Obligation to Register Clinical Trials (http://www.icmje.org/#clin_trials): the ICMJE believes that it is important to foster a comprehensive, publicly available database of clinical trials. The ICMJE defines a clinical trial as any research project that prospectively assigns human subjects to intervention or concurrent comparison or control groups to study the cause-and-effect relationship between a medical intervention and a health outcome. Medical interventions include drugs, surgical procedures, devices, behavioral treatments, process-of-care changes, etc. Our journals require, as a condition of consideration for publication, registration in a public trials registry. The journal considers a trial for publication only if it has been registered before the enrollment of the first patient. The journal does not advocate one particular registry, but requires authors to register their trial in a registry that meets several criteria. The registry must be accessible to the public at no charge. It must be open to all prospective registrants and managed by a non-profit organization. There must be a mechanism to ensure the validity of the registration data, and the registry should be electronically searchable. An acceptable registry must include a minimum of data elements (http://www.icmje.org/#clin_trials). For example, ClinicalTrials.gov (http://www.clinicaltrials.gov), sponsored by the United States National Library of Medicine, meets these requirements.

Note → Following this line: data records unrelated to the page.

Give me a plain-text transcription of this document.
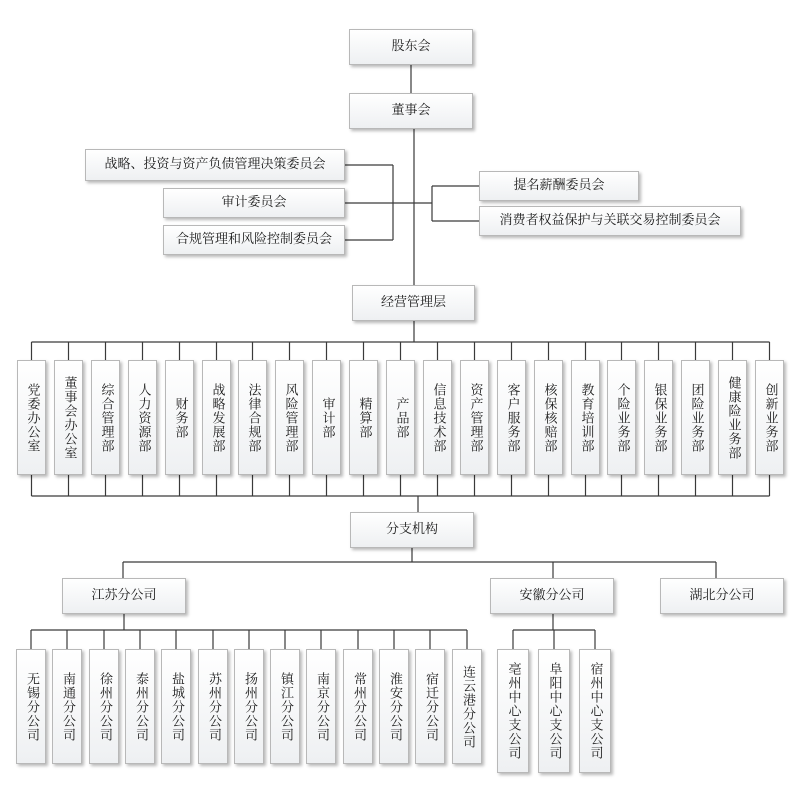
股东会
董事会
战略、投资与资产负债管理决策委员会
审计委员会
合规管理和风险控制委员会
提名薪酬委员会
消费者权益保护与关联交易控制委员会
经营管理层
党委办公室	董事会办公室	综合管理部	人力资源部	财务部	战略发展部	法律合规部	风险管理部	审计部	精算部	产品部	信息技术部	资产管理部	客户服务部	核保核赔部	教育培训部	个险业务部	银保业务部	团险业务部	健康险业务部	创新业务部
分支机构
江苏分公司	安徽分公司	湖北分公司
无锡分公司	南通分公司	徐州分公司	泰州分公司	盐城分公司	苏州分公司	扬州分公司	镇江分公司	南京分公司	常州分公司	淮安分公司	宿迁分公司	连云港分公司	亳州中心支公司	阜阳中心支公司	宿州中心支公司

Protection of Human Subjects and Animals in Research: when reporting experiments on human subjects, authors should indicate whether the procedures followed were in accordance with the ethical standards of the committee responsible for human experimentation (institutional and national) and with the Helsinki Declaration of 1975 (as revised in 2008). In particular, PAGEPress adopts the WAME policy on Ethics in Research (http://www.wame.org). Documented review and approval from a formally constituted review board (Institutional Review Board - IRB - or Ethics committee) is required for all studies (prospective or retrospective) involving people, medical records, and human tissues. When reporting experiments on animals, authors will be asked to indicate whether the institutional and national guide for the care and use of laboratory animals was followed.

Original Articles

Original Articles should normally be divided an Abstract, Introduction, Materials and Methods, Results, Discussion, Conclusions and References. The Abstract should contain about 180 words. A maximum of 10 authors is permitted, and additional authors should be listed in an ad hoc Appendix.

Review Articles

No particular format is required for these articles, though headings should be used to designate the major divisions of the paper. Reviews should have an informative, unstructured Abstract of about 250 words. Reviews may also include meta-analyses, guidelines and consensus papers by scientific societies or working groups. These studies must be conducted following proper, widely accepted ad hoc procedures.

Brief Reports

Brief Reports must provide conclusive findings: preliminary observations or incomplete findings cannot be considered for publication. They should have a short Abstract of no more than 150 words, a text of about 2000 words, a maximum of 3 tables and/or figures (total), and up to 20 references.

Case Reports

Case reports describe observations on clinical cases that can be educational, including adverse effects of drugs or outcomes of a specific treatment. They should be divided into: Abstract, Introduction (optional), Case report(s), Discussion, Conclusions and References. Case reports should contain about 2000 words.

Letters to the Editor

These are short essays that express the authors’ viewpoint, may respond to published manuscripts in our journals, or deliver information or news regarding an issue related to the Journal scope. If the letter relates to a published manuscript, the authors of the original manuscript will be given the opportunity to provide a respond. Authors of Letters to the Editor should provide a short title.

Privacy Statement

The names and email addresses entered in this journal site will be used exclusively for the stated purposes of this journal and will not be made available for any other purpose or to any other party.